As craft beer becomes more commonplace, and particular beer styles become more intricate, people have started to notice one thing. The price. Prices for six packs are creeping into the high-teens/low twenties range, especially for certain potent varieties or seasonal beers such as Bell’s recently released Hopslam. Some breweries are taking tactics from dry goods companies that keep prices low by quietly cutting out the volume of the package. Victory’s newly released Hop Ranch comes in at 9.99 but only is sold as a four pack, versus the traditional sixer.
Website Vita.mn has an article up about the prices of some (relative to them) local craft beer, and how it is affecting consumers. Some have started to shop around, much like one would a car or television, in order to find the best deal as prices can vary significantly from store to store.

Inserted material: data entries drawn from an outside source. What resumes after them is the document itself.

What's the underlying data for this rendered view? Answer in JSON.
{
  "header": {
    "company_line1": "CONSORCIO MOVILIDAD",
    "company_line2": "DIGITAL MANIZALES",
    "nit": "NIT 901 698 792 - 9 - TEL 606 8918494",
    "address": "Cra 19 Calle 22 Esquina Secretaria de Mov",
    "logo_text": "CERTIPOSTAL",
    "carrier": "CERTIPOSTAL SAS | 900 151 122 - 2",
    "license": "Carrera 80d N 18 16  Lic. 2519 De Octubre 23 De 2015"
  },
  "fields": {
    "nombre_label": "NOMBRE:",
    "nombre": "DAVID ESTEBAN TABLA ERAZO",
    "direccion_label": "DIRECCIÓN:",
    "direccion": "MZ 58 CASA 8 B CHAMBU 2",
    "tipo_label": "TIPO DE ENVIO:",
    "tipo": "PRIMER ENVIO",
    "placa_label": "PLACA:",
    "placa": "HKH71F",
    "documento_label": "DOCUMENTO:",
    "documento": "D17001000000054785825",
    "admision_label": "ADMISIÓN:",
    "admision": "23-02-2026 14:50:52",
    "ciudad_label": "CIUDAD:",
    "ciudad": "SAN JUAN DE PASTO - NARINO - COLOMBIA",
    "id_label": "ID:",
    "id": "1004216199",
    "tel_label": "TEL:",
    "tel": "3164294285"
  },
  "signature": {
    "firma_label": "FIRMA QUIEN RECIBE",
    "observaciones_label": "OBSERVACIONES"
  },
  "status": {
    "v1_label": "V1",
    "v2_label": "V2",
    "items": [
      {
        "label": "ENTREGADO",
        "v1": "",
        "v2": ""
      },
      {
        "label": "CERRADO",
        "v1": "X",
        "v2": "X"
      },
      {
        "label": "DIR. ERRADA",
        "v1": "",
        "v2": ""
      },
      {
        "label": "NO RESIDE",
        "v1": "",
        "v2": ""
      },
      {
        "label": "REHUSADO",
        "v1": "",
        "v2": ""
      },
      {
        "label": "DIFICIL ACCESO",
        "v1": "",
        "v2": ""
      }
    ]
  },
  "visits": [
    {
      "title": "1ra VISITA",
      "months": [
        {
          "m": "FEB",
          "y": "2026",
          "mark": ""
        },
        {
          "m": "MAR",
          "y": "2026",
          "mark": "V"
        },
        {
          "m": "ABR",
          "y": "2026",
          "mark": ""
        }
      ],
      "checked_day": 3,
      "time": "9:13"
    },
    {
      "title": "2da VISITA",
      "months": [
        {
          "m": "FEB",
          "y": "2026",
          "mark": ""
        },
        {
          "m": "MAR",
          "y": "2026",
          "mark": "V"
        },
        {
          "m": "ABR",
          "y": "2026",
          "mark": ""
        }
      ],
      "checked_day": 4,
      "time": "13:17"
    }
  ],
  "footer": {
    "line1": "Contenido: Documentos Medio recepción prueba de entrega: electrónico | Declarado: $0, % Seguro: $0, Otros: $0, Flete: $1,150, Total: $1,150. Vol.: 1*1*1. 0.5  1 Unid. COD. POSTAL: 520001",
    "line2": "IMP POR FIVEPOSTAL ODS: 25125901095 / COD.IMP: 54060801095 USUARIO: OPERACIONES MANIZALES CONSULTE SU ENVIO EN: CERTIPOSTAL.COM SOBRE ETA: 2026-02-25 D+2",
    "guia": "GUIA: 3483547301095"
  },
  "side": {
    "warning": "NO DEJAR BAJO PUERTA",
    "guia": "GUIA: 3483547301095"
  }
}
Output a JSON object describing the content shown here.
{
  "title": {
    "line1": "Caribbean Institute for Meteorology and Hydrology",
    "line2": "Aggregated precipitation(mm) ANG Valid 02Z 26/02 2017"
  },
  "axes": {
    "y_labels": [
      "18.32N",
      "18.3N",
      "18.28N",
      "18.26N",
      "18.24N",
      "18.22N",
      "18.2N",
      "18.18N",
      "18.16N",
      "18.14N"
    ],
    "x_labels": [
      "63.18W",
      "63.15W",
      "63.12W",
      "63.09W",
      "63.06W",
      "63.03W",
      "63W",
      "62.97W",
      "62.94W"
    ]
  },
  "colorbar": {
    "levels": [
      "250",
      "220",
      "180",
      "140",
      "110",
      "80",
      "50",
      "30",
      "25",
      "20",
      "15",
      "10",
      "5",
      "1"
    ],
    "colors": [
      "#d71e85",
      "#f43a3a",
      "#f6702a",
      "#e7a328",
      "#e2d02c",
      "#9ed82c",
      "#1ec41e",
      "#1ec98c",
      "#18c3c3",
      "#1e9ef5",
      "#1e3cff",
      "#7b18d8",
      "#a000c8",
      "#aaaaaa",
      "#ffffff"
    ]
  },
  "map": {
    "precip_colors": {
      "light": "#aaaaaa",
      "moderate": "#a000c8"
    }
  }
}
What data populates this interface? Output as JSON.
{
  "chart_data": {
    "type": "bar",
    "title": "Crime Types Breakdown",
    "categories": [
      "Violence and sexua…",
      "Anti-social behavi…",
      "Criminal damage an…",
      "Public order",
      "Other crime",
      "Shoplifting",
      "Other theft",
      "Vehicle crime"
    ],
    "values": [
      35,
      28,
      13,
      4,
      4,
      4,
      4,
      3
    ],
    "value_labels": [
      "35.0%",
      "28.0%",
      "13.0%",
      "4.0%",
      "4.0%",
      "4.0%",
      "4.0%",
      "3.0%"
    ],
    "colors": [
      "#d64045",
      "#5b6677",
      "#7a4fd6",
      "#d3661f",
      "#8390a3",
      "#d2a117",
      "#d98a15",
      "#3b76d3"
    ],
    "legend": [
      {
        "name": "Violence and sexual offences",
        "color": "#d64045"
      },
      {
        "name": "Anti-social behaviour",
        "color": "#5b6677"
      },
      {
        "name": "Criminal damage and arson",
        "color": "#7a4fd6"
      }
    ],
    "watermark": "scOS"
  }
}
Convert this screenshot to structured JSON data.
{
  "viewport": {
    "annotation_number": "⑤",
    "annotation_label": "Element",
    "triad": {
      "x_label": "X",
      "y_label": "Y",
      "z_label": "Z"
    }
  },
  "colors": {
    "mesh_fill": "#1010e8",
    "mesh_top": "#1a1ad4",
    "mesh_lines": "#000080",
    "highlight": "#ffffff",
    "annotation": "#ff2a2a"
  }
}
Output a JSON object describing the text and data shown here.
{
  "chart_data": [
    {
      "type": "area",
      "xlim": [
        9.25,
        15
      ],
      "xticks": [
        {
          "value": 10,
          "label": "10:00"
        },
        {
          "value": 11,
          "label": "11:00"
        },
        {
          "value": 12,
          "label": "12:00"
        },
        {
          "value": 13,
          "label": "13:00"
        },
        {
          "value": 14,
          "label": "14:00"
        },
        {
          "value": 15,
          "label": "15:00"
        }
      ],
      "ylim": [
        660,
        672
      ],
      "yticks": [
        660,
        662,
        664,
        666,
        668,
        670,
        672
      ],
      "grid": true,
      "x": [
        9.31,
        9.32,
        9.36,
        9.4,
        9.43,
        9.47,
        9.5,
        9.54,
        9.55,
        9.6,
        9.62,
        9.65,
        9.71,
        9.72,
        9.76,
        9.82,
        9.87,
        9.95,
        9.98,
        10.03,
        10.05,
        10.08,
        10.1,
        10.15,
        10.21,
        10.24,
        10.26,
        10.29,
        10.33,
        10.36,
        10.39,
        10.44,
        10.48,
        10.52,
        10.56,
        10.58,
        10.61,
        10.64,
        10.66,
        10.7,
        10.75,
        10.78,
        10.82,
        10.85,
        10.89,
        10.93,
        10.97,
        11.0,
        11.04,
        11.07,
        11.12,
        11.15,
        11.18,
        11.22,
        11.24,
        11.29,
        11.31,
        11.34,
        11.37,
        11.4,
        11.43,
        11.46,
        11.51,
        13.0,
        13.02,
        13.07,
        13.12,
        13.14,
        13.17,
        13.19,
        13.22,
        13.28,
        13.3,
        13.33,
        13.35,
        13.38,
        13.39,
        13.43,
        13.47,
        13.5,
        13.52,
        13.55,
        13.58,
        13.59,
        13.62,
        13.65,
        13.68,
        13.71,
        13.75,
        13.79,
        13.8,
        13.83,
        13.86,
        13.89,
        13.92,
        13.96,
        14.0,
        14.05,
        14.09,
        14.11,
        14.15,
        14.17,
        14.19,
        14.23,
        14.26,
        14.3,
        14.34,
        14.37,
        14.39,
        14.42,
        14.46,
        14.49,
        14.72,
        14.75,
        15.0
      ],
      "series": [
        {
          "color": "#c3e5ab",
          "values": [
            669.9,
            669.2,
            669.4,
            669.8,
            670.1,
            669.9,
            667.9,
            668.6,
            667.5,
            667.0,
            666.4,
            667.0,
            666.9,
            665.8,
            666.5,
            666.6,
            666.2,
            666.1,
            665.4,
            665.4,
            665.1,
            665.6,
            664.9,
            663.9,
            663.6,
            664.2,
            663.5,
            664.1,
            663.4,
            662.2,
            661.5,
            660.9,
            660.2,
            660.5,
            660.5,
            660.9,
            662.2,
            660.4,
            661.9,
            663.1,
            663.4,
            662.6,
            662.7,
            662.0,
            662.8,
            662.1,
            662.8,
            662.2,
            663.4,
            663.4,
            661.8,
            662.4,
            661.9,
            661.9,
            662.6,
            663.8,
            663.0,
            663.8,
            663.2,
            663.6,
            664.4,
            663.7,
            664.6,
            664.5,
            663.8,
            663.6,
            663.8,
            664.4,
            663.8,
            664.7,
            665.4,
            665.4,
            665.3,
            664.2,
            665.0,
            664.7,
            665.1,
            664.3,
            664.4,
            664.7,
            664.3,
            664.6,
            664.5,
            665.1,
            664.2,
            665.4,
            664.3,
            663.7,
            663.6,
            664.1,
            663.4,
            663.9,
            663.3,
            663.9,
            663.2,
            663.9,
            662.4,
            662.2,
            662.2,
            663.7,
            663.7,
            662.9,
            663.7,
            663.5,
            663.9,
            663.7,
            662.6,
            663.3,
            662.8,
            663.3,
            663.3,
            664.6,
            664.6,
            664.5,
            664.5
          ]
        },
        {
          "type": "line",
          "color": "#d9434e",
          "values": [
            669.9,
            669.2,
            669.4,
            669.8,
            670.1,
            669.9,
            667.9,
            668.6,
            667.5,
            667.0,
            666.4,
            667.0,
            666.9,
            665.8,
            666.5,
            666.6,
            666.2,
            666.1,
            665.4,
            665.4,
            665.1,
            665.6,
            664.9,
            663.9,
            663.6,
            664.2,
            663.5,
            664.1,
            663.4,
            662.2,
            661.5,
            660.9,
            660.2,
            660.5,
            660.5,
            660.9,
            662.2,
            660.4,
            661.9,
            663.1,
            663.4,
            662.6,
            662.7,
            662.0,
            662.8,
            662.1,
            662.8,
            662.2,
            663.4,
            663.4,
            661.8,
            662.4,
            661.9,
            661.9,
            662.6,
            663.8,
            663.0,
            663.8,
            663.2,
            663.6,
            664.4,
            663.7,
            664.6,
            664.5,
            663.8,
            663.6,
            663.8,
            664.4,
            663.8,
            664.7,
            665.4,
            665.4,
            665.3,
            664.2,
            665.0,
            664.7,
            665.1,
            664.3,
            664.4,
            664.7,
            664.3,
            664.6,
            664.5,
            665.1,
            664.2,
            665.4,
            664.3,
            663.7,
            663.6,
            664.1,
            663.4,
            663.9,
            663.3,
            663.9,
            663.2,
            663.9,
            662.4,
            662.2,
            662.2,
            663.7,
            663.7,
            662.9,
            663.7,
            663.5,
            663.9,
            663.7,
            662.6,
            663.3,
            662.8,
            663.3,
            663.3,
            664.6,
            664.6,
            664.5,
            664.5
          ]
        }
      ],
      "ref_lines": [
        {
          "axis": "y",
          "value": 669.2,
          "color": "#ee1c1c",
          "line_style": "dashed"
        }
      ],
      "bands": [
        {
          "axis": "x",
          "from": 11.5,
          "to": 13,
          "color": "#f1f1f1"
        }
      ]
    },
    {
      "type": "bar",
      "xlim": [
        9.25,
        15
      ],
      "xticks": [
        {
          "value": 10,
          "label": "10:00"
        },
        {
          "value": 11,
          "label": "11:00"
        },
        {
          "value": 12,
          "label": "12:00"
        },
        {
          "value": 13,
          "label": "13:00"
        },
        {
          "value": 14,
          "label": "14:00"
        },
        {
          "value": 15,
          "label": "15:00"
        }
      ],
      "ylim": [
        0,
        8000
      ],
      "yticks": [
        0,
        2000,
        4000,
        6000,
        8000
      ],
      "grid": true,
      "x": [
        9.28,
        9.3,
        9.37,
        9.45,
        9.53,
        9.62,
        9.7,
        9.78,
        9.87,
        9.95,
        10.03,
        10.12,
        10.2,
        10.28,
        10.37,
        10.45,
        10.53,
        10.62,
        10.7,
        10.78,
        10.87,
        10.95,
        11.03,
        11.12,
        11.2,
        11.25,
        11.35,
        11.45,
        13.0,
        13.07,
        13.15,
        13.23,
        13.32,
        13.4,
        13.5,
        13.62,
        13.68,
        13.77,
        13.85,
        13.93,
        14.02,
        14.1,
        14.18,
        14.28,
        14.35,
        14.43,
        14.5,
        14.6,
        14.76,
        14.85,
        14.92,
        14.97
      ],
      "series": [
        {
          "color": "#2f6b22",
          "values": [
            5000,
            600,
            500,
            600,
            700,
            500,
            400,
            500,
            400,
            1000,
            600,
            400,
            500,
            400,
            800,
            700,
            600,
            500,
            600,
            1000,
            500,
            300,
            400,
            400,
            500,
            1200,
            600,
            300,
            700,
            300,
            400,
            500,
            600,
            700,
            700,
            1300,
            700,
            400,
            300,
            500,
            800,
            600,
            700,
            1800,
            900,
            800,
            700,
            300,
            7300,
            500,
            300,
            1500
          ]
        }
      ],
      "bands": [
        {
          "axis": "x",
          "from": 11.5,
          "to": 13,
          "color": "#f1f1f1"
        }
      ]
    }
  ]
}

Many special releases are also being sold in “Bomber” bottles, which equates to 22 fluid ounces. That makes it just short of two regular size beers, and can routinely be as high as twenty bucks. The article points out that the beer industry is still nowhere near what wine enthusiasts can pay for a bottle of “the good stuff”, but many people who may be just approaching the idea of a craft beer are being left with sticker shock. Rob and I had a discussion with a nice woman at Troegs who was slightly offended at the $27 price of Splinter Gold. On her behalf, the bartender never offered the price before he sold it to her, and many people still used to a three dollar can of Miller Lite may not be ready to shell out the funds on an unknown quantity.
That’s not to say that brewers are sticking it to their customers. Many are jumping on the bourbon-aged bandwagon that so many beer enthusiasts are into right now. Those barrels, usually leftovers of Heaven Hill whiskey, can be as much as $150 a pop and, what is news to this guy, are only able to be used once. This adds a lot of overhead to the already increasingly expensive production of beer. The high ABV beers that are brewed to stand up to the whiskey notes need a lot more grain, yeast, and hops further adding to the bill.
So where does this leave you? I for one am usually game for trying new things, but as more and more breweries crowd the cooler, and satisfaction not always guaranteed, I may wait to try something until its payday, or I hear a good recommendation. That of course leads to studying the ratings sites, which opens up a whole other affair. Let us know if you pinch your pennies and price shop, or if you routinely lighten that fat wallet on whatever you can find!